CoreOS related bug filing:
Using cloud-init to setup network and netdev units for bonded interfaces does not work as expected, since networkd does not ifdown interfaces that it did not setup.
This means that a physical system with 2 nics that is netbooted with a plain CoreOS image will have those interfaces setup during boot automatically by udev(?) and when cloud-init sets up a bond and then restarts networkd, networkd, does not ifdown eno1 and eno2, which means they can not be enslaved to the bond and things fail to come up properly.
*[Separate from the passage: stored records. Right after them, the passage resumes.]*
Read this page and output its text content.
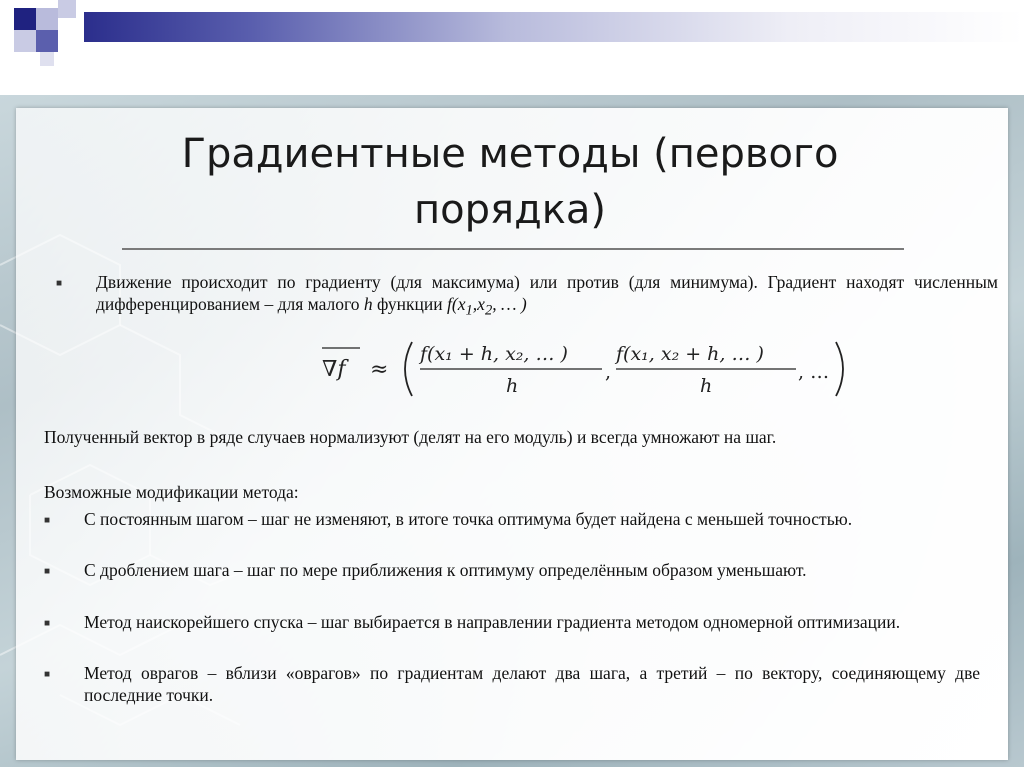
Градиентные методы (первого
порядка)
■ Движение происходит по градиенту (для максимума) или против (для минимума). Градиент находят численным дифференцированием – для малого h функции $f(x_1,x_2$, … )
∇f ≈
f(x₁ + h, x₂, … )
h
,
f(x₁, x₂ + h, … )
h
, …
Полученный вектор в ряде случаев нормализуют (делят на его модуль) и всегда умножают на шаг.
Возможные модификации метода:
■ С постоянным шагом – шаг не изменяют, в итоге точка оптимума будет найдена с меньшей точностью.
■ С дроблением шага – шаг по мере приближения к оптимуму определённым образом уменьшают.
■ Метод наискорейшего спуска – шаг выбирается в направлении градиента методом одномерной оптимизации.
■ Метод оврагов – вблизи «оврагов» по градиентам делают два шага, а третий – по вектору, соединяющему две последние точки.
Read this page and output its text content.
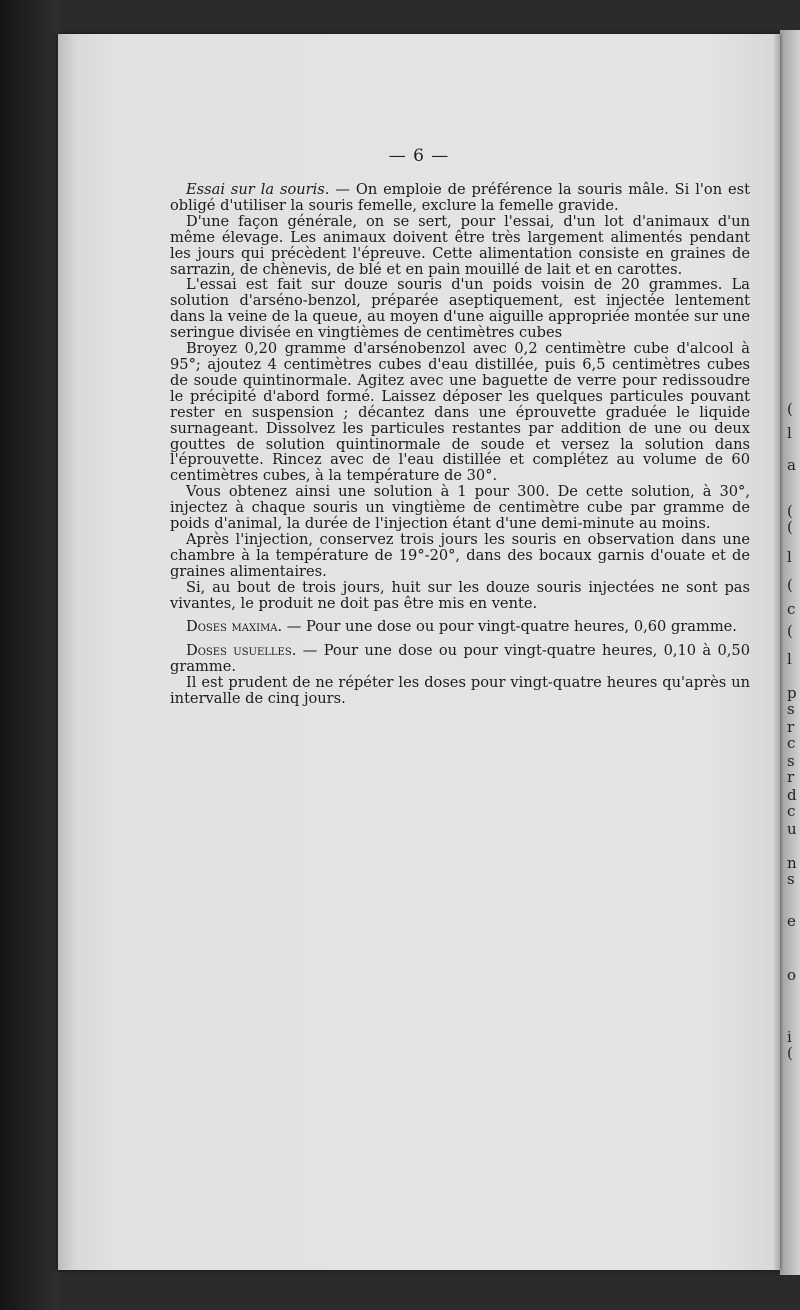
(
l
a
(
(
l
(
c
(
l
p
s
r
c
s
r
d
c
u
n
s
e
o
i
(
— 6 —

Essai sur la souris. — On emploie de préférence la souris mâle. Si l'on est obligé d'utiliser la souris femelle, exclure la femelle gravide.

D'une façon générale, on se sert, pour l'essai, d'un lot d'animaux d'un même élevage. Les animaux doivent être très largement alimentés pendant les jours qui précèdent l'épreuve. Cette alimentation consiste en graines de sarrazin, de chènevis, de blé et en pain mouillé de lait et en carottes.

L'essai est fait sur douze souris d'un poids voisin de 20 grammes. La solution d'arséno-benzol, préparée aseptiquement, est injectée lentement dans la veine de la queue, au moyen d'une aiguille appropriée montée sur une seringue divisée en vingtièmes de centimètres cubes

Broyez 0,20 gramme d'arsénobenzol avec 0,2 centimètre cube d'alcool à 95°; ajoutez 4 centimètres cubes d'eau distillée, puis 6,5 centimètres cubes de soude quintinormale. Agitez avec une baguette de verre pour redissoudre le précipité d'abord formé. Laissez déposer les quelques particules pouvant rester en suspension ; décantez dans une éprouvette graduée le liquide surnageant. Dissolvez les particules restantes par addition de une ou deux gouttes de solution quintinormale de soude et versez la solution dans l'éprouvette. Rincez avec de l'eau distillée et complétez au volume de 60 centimètres cubes, à la température de 30°.

Vous obtenez ainsi une solution à 1 pour 300. De cette solution, à 30°, injectez à chaque souris un vingtième de centimètre cube par gramme de poids d'animal, la durée de l'injection étant d'une demi-minute au moins.

Après l'injection, conservez trois jours les souris en observation dans une chambre à la température de 19°-20°, dans des bocaux garnis d'ouate et de graines alimentaires.

Si, au bout de trois jours, huit sur les douze souris injectées ne sont pas vivantes, le produit ne doit pas être mis en vente.

Doses maxima. — Pour une dose ou pour vingt-quatre heures, 0,60 gramme.

Doses usuelles. — Pour une dose ou pour vingt-quatre heures, 0,10 à 0,50 gramme.

Il est prudent de ne répéter les doses pour vingt-quatre heures qu'après un intervalle de cinq jours.
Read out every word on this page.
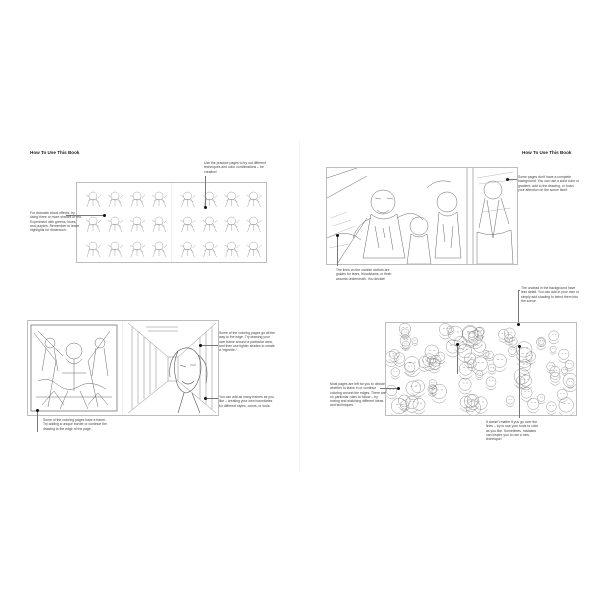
How To Use This Book
Use the practice pages to try out different techniques and color combinations – be creative!
For dramatic blood effects, try using three or more shades of red. Experiment with greens, blues, and purples. Remember to leave highlights for dimension.
Some of the coloring pages go all the way to the edge. Try drawing your own frame around a particular area, and then use lighter shades to create a “vignette.”
You can add as many frames as you like – creating your own boundaries for different styles, colors, or tools.
Some of the coloring pages have a frame. Try adding a unique border or continue the drawing to the edge of the page.
How To Use This Book
Some pages don't have a complete background. You can use a solid color or gradient, add to the drawing, or focus your attention on the scene itself.
The lines on the zombie clothes are guides for tears, bloodstains, or flesh wounds underneath. You decide!
The undead in the background have less detail. You can add in your own or simply add shading to blend them into the scene.
Most pages are left for you to decide whether to leave in or continue coloring around the edges. There are no particular rules to follow – try mixing and matching different ideas and techniques.
It doesn't matter if you go over the lines – try to use your tools to color as you like. Sometimes, mistakes can inspire you to use a new technique!
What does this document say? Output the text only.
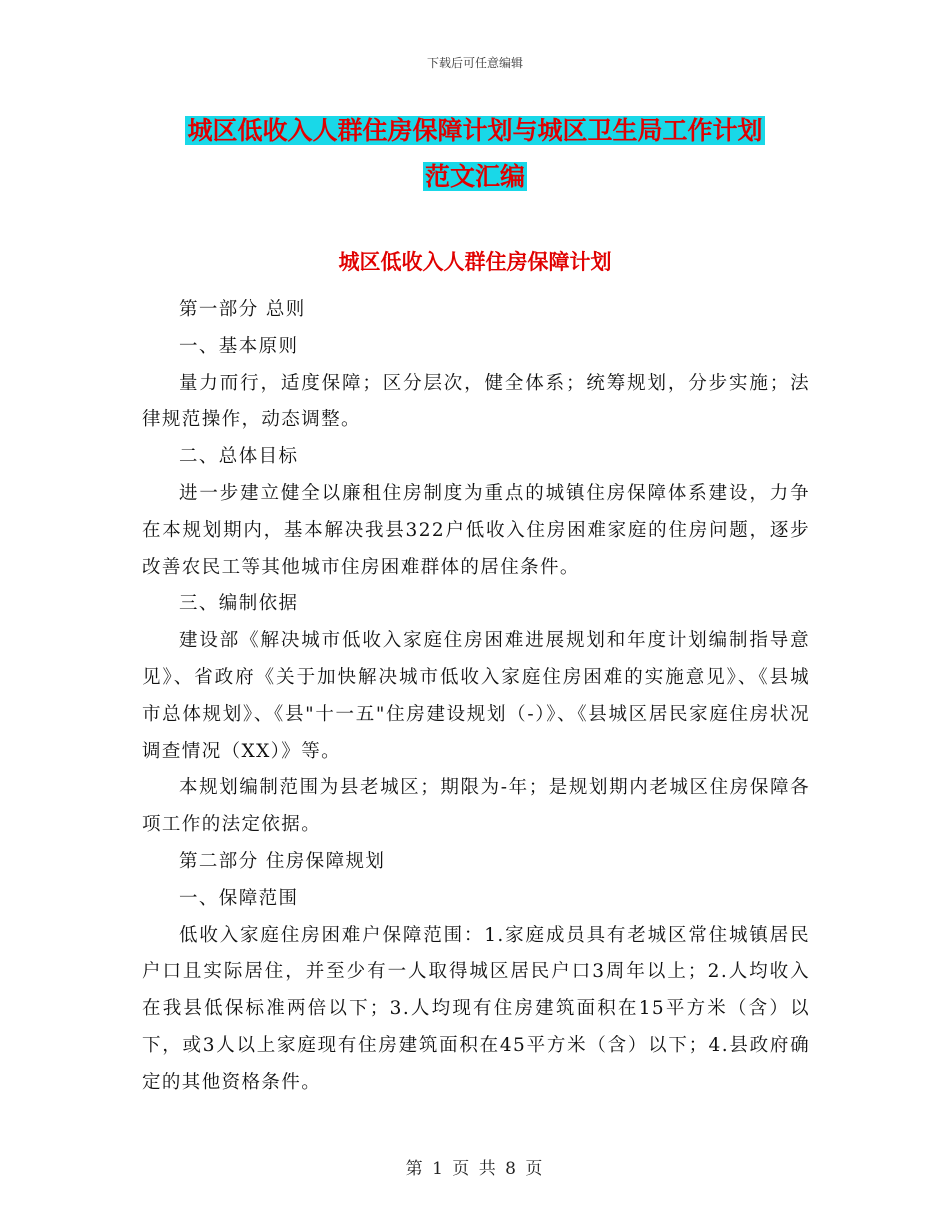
下载后可任意编辑
城区低收入人群住房保障计划与城区卫生局工作计划
范文汇编
城区低收入人群住房保障计划

第一部分 总则

一、基本原则

量力而行，适度保障；区分层次，健全体系；统筹规划，分步实施；法律规范操作，动态调整。

二、总体目标

进一步建立健全以廉租住房制度为重点的城镇住房保障体系建设，力争在本规划期内，基本解决我县322户低收入住房困难家庭的住房问题，逐步改善农民工等其他城市住房困难群体的居住条件。

三、编制依据

建设部《解决城市低收入家庭住房困难进展规划和年度计划编制指导意见》、省政府《关于加快解决城市低收入家庭住房困难的实施意见》、《县城市总体规划》、《县"十一五"住房建设规划（-）》、《县城区居民家庭住房状况调查情况（XX）》等。

本规划编制范围为县老城区；期限为-年；是规划期内老城区住房保障各项工作的法定依据。

第二部分 住房保障规划

一、保障范围

低收入家庭住房困难户保障范围：1.家庭成员具有老城区常住城镇居民户口且实际居住，并至少有一人取得城区居民户口3周年以上；2.人均收入在我县低保标准两倍以下；3.人均现有住房建筑面积在15平方米（含）以下，或3人以上家庭现有住房建筑面积在45平方米（含）以下；4.县政府确定的其他资格条件。

第 1 页 共 8 页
networkd could likely continue to ignore devices it knows nothing about, but assume that it is safe to down interfaces that it now has configuration for, even if it didn't initially bring them up.
A bit more documentation:
It also appears that if the bond is setup to use DHCP, that it doesn't wait long enough for link to be established after the interface is upped before requesting DHCP, and therefore the bond has no IP. A second netword restart works fine, since the interfaces are already up. (Not completely sure if this is a networkd or linux dist issue)
Hm, we probably should try to be more clever about this. However, could you explain how come the interfaces are up in the first place. This sounds strange?
Sorry for the delay, I never got a notification of your reply.
I am pretty sure that the initial setup is done via udev.
I'm also impacted by this bug.
I don't think that the reasons for which the interfaces are up matters here. Take the case when someone configures an interface manually and then decides to use networkd, I think that case should be handled.
I'm not sure if networkd should set down the interfaces for which it has a new config when stopping or if it should ensure when starting that all the interfaces it will be configuring are down. But doing nothing about these interfaces and failing doesn't seem the good solution.
To add a little more color to this issue, that I am also affected by, it is very common to have the interfaces up when attempting to apply a new configuration, many times it is the only way.
For example, a common server provisioning workflow might be:
DHCP single interface
tftp and pxeboot into the OS
Cloud-init writes the .network and .netdev files to the appropriate locations
restart networking to come up with bonding
With this current issue the network restart doesn't create the bond as desired.
For now, as a workaround, I'm adding a tiny bash script that does this during the provisioning sequence, but would love to see a fix to this in the future. Thanks.